2015 Hershey Company announced a policy to discontinue use of sucrose manufactured from Sugar Beets due to public concerns over genetically-modified products. (On-Line, Tom Meersman Star Tribune, 27 December 2015) [Comment by Author: If you study the process through which sucrose is extracted and purified from Sugar Beets, you might have other, more sincere concerns.]

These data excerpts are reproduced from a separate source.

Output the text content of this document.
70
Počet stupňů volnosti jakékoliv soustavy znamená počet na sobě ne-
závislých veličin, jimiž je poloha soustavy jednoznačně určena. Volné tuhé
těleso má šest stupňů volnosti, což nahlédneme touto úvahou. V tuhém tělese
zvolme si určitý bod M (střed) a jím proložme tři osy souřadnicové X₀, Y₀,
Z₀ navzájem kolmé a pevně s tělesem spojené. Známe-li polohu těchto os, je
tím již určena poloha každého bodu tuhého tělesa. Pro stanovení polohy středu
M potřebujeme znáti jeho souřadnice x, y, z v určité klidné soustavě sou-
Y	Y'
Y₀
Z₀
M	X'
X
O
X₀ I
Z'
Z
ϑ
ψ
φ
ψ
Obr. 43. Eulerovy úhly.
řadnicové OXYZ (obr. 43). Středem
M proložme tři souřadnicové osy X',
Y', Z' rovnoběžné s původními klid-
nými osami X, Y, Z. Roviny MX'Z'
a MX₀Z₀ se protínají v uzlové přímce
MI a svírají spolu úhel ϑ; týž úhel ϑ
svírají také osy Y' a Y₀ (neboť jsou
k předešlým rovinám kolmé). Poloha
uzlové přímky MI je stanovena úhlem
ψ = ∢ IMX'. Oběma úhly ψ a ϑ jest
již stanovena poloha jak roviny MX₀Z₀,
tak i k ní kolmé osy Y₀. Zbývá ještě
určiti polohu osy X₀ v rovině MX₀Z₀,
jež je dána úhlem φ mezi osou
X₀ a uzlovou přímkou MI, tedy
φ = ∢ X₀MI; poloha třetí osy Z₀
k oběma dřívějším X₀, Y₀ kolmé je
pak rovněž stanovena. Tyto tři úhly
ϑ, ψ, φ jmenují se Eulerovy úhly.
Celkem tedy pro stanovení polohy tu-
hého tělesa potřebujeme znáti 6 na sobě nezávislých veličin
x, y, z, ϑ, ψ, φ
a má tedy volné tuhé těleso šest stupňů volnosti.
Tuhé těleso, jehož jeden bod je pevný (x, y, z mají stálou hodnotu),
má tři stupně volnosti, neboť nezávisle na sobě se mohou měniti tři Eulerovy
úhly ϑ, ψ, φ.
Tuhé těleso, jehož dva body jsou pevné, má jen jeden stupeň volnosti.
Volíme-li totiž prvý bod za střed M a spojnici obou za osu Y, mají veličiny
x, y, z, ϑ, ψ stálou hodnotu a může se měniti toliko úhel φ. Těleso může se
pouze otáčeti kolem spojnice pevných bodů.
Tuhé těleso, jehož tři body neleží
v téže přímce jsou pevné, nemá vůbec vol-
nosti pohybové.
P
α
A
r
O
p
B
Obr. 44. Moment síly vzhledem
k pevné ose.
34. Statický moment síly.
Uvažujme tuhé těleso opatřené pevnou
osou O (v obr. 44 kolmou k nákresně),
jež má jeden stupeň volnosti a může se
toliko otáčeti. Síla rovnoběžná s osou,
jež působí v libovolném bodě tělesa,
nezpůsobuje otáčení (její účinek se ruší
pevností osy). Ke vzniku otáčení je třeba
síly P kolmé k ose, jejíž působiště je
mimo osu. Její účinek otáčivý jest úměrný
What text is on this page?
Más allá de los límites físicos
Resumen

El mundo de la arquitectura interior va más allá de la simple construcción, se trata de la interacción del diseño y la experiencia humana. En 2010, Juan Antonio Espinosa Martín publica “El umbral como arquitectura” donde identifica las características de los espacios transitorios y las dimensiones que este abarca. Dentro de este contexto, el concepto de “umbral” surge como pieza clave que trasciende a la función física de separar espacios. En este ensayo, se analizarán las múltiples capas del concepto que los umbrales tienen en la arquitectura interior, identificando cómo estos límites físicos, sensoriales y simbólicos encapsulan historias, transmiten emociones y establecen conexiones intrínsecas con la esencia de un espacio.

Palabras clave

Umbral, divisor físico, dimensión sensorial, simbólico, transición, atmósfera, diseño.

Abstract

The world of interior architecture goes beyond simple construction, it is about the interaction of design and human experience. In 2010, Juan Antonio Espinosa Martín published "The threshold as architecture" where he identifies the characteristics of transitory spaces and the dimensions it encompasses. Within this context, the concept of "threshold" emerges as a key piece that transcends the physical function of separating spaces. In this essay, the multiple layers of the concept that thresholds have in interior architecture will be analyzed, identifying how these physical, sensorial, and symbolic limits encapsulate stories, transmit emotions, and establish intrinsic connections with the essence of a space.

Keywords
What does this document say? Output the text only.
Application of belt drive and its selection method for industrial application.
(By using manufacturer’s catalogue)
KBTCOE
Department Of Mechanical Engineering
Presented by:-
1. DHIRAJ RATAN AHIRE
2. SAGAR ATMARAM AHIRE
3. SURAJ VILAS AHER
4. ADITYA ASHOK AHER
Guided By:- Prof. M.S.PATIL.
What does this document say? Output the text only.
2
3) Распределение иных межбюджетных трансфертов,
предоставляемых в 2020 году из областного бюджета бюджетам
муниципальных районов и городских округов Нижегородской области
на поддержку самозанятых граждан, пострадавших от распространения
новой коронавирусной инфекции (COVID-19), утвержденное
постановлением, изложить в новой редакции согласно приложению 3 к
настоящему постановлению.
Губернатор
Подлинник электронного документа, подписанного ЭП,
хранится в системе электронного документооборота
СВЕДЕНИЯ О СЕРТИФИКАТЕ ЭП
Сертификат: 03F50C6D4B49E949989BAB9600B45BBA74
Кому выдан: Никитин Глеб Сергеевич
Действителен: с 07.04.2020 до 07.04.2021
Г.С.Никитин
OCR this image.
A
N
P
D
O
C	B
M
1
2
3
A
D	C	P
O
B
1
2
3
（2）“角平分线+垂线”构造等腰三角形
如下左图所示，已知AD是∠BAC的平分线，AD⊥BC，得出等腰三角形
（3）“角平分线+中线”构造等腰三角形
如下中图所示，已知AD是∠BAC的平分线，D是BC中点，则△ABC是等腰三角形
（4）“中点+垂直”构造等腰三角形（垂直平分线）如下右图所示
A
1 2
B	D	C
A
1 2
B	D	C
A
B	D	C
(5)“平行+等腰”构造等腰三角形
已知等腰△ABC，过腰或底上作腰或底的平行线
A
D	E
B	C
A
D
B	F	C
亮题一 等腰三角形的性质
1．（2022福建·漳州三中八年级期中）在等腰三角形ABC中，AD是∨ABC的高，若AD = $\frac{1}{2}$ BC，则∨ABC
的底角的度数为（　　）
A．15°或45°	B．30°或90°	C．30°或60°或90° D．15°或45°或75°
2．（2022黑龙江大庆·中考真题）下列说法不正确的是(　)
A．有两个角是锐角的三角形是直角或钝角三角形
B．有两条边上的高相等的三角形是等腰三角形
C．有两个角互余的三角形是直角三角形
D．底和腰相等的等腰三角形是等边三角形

2016 LIFE: A … contemporary perspective suggests… that life proceeded from a cellular “mush” ( a primoridal “Planetary holobiont”) in which cells promiscuously exchanged much more than mere genes this primordial “golden age” was followed by differentiation of the three domains known today. Archaea and Bacteria evolved toward a prokaryote-like lifestyle of “multispecies” consortia that were metabolically specializedyet interconnected via universal protocols of extensive horizontal gene transfer and pheromone signalization. The third domain, Eukarya, arose as a result of the multiple merger capacity of early cells. As a result, the mitochondrion [sic] is today’s only easily recognizable evidence of … early blending…” (Švorcivá, Jana, Anton Markoš, and Orabab Das, in Sahi, Vaidurya Pratap and František Baluška ed, 2016)TRANSLATION:
2017 Elena Álvarez-Buylla Roces and collaborators reported (inAgroecology and Sustainable Food Systems) that: “90.4 percent of the tortillas studied contained recombinant sequences of transgenic maize (corn).” (Gaceta Digital de UNAM, 6 November 2017)
2018 František Baluška and Sherrie Lyons propose updating Virchow’s dictum “Omnis cellula e cellula” to “Omnis Energide e Energide” (“Energide-cell body as smallest unit of eukaryotic life”. Ann Bot. 2018 Feb 21. doi: 10.1093/aob/mcy022. Epub ahead of print, Excerpt From: Vaidurya Pratap Sahi and František Baluška. “Concepts in Cell Biology – History and Evolution.” )
“History celebrates the battlefields whereon we meet our death, but scorns to speak of the plowed fields whereby we thrive. It knows the names of the kings’ bastards but cannot tell us the origin of wheat. This is the way of human folly.”